Eu não costumo questionar as coisas e a natureza delas, o que elas representam.
Mas há algo que me questiona, e me incomoda.
Por que ou por quem eu tenho segurado o fôlego? Qual a razão que me faz caminhar sobre o asfalto, areias, águas e peles, e insistir em perseguir o acaso? Por acaso eu tenho me tornado o que sou?
Eu tenho sido o arquiteto do meu próprio amor e das casas vizinhas. Cada detalhe é constantemente reavaliado quando o assunto é projetar, idealizar. O problema é que não sobra tempo para fazer morada. Alguém me disse uma vez "não idealiza, pois no momento em que se cria a expectativa corrompe-se o que deve ser vivido." Não com essas palavras. Mas disse. Nunca ouço.

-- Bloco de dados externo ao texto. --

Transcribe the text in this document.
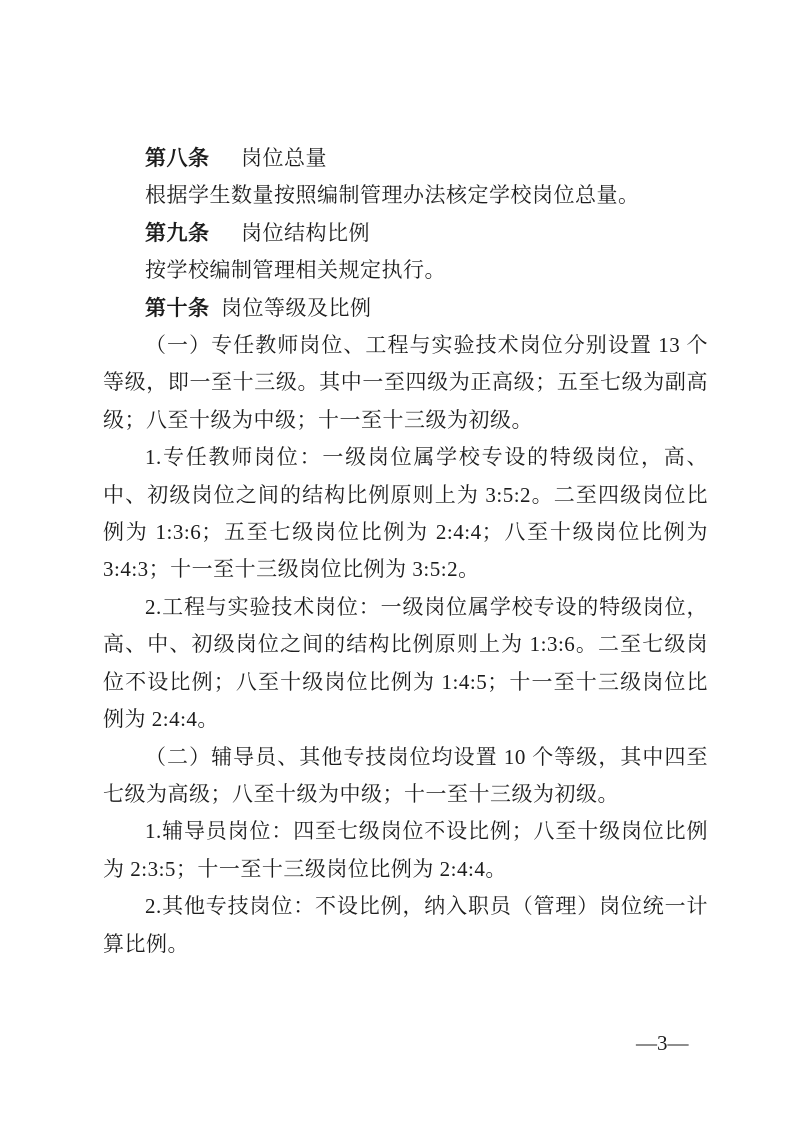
第八条 岗位总量

根据学生数量按照编制管理办法核定学校岗位总量。

第九条 岗位结构比例

按学校编制管理相关规定执行。

第十条 岗位等级及比例

（一）专任教师岗位、工程与实验技术岗位分别设置 13 个等级，即一至十三级。其中一至四级为正高级；五至七级为副高级；八至十级为中级；十一至十三级为初级。

1.专任教师岗位：一级岗位属学校专设的特级岗位，高、中、初级岗位之间的结构比例原则上为 3:5:2。二至四级岗位比例为 1:3:6；五至七级岗位比例为 2:4:4；八至十级岗位比例为 3:4:3；十一至十三级岗位比例为 3:5:2。

2.工程与实验技术岗位：一级岗位属学校专设的特级岗位，高、中、初级岗位之间的结构比例原则上为 1:3:6。二至七级岗位不设比例；八至十级岗位比例为 1:4:5；十一至十三级岗位比例为 2:4:4。

（二）辅导员、其他专技岗位均设置 10 个等级，其中四至七级为高级；八至十级为中级；十一至十三级为初级。

1.辅导员岗位：四至七级岗位不设比例；八至十级岗位比例为 2:3:5；十一至十三级岗位比例为 2:4:4。

2.其他专技岗位：不设比例，纳入职员（管理）岗位统一计算比例。

—3—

"Viva o momento". Não vivo.
"Viva o hoje como se.. etc, etc.. " Esse não sou eu.
Eu construo o meu destino, arquiteto os meus acasos. E os alicerces que sustentam toda essa estrutura são coisas que vivi e que pretendo vivenciar.
"Eu meço a altura do tombo, e passo Agosto esperando Setembro."
Não quero o trivial, nem paixões medíocres.
Não quero o amor como elogio educado, nem castrá-lo pelo comodismo ou por exibi-lo como o carro do ano.
Eu quero o incomum e imperfeito, mas o quero vivo. Sem vida, o amor não sopra.
E se não houve tempo para habita-lo, paciência.
Em algum lugar entre o acaso e o planejado é onde construirei o meu castelo.
"Eu desenho a forma das nuvens e então as observo."